The Real Food Café, Tyndrum

This fast-food café at the gateway to the Highlands, is where owner Sarah Heward takes great pride in sourcing fresh, local and often organic, sustainable ingredients.

Sarah said: “We may cater for a wide range of customers, but always take our sourcing seriously, and take great pride in listing the source of our ingredients on information boards around the cafe.

For us, the origin of the meat in our burgers is just as important to us, as sourcing fillet of beef for a fine dining restaurant, and we believe this provenance is the cornerstone of our success.”

The Sisters Jordanhill, Glasgow

Jacqueline & Pauline O’Donnell own and run two restaurants, The Sisters, serving their customers a ‘taste of real Scotland in the middle of Glasgow’.

Said Pauline; “we have always been committed to working with Scotland’s larder in sourcing the best suppliers and already made some origin declarations on our website and menus.”

“Always keen to find new ways to celebrate Scotland’s amazing produce, we used the toolkit to develop this further, and then asked our customers what they thought. We were delighted when one of the dishes, Venison with ‘roast Arran beetroot’, sold 20 more than the same menu item without provenance declaration in the previous week!”

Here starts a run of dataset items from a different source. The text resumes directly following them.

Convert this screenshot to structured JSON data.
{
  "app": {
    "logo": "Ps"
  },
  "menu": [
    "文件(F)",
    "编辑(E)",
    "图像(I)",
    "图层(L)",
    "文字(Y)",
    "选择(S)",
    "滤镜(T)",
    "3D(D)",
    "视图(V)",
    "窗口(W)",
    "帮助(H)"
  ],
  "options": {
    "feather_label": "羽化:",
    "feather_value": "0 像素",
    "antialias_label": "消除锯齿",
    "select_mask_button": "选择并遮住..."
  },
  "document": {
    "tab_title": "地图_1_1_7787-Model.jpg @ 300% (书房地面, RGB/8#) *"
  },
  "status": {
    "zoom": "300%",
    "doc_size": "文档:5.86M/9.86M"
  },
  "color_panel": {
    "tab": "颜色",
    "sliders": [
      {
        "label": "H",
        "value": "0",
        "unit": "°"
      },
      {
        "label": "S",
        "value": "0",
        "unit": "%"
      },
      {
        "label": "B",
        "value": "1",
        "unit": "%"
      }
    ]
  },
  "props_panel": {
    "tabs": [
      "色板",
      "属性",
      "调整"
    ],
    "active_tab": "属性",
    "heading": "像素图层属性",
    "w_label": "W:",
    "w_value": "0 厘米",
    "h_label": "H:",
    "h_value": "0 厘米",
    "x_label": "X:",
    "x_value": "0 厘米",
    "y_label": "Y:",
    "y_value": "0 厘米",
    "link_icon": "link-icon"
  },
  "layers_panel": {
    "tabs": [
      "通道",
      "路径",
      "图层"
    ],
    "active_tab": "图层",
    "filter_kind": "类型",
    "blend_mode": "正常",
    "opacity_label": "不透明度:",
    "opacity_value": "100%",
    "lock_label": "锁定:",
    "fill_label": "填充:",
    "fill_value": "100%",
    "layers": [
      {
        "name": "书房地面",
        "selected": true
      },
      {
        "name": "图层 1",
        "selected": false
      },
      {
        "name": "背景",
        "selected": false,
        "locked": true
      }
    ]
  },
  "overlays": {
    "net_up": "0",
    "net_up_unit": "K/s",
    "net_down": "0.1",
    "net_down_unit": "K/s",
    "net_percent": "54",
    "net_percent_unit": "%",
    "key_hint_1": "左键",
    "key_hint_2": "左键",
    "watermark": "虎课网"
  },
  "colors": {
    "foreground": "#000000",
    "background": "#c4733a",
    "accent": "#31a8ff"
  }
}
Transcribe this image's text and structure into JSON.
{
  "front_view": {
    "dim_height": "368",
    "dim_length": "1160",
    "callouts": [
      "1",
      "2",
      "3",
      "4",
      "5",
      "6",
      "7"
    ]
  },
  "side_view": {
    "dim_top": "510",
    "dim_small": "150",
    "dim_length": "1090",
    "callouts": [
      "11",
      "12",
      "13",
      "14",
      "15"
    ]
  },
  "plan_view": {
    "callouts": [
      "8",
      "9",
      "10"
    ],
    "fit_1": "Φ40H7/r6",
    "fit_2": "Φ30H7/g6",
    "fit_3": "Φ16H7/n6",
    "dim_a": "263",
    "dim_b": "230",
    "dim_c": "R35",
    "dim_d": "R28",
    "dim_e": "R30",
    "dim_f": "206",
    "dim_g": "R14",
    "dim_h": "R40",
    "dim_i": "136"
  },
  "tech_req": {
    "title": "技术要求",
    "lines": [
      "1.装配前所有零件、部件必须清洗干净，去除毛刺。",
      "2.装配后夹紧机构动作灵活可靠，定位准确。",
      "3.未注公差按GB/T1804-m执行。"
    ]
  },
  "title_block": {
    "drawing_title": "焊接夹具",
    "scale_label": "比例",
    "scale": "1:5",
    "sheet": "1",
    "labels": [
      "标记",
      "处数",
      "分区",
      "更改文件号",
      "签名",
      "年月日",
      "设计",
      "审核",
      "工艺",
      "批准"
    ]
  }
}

Jacqueline added: “Customers told us they appreciated knowing where their food came from, that the additional information affected their choice and that they would like to see more of it. It’s certainly something we plan to build on for the future.”

Fired Art, Fort William

Fired Art, a high street coffee shop, fronts a small craft and arts venue and provides catering services at outdoor functions and festivals.

Café manager, Julie Green said: “Fired Art already had strong links with local food producers, but it wasn’t something we particularly told our customers about. We used the toolkit to launch a revised menu during Scottish Food Fortnight, which gave us a good opportunity to try a different approach. We were delighted to find that menu items with local food origin declarations were responsible for a 10% increase in turnover.”

“The new menu raised awareness of local food with customers, but we also found that staff enjoyed handling new products and learning new processes. Three local suppliers are now a regular feature on our daily specials board and over 50% of our food expenditure now goes to Lochaber businesses”.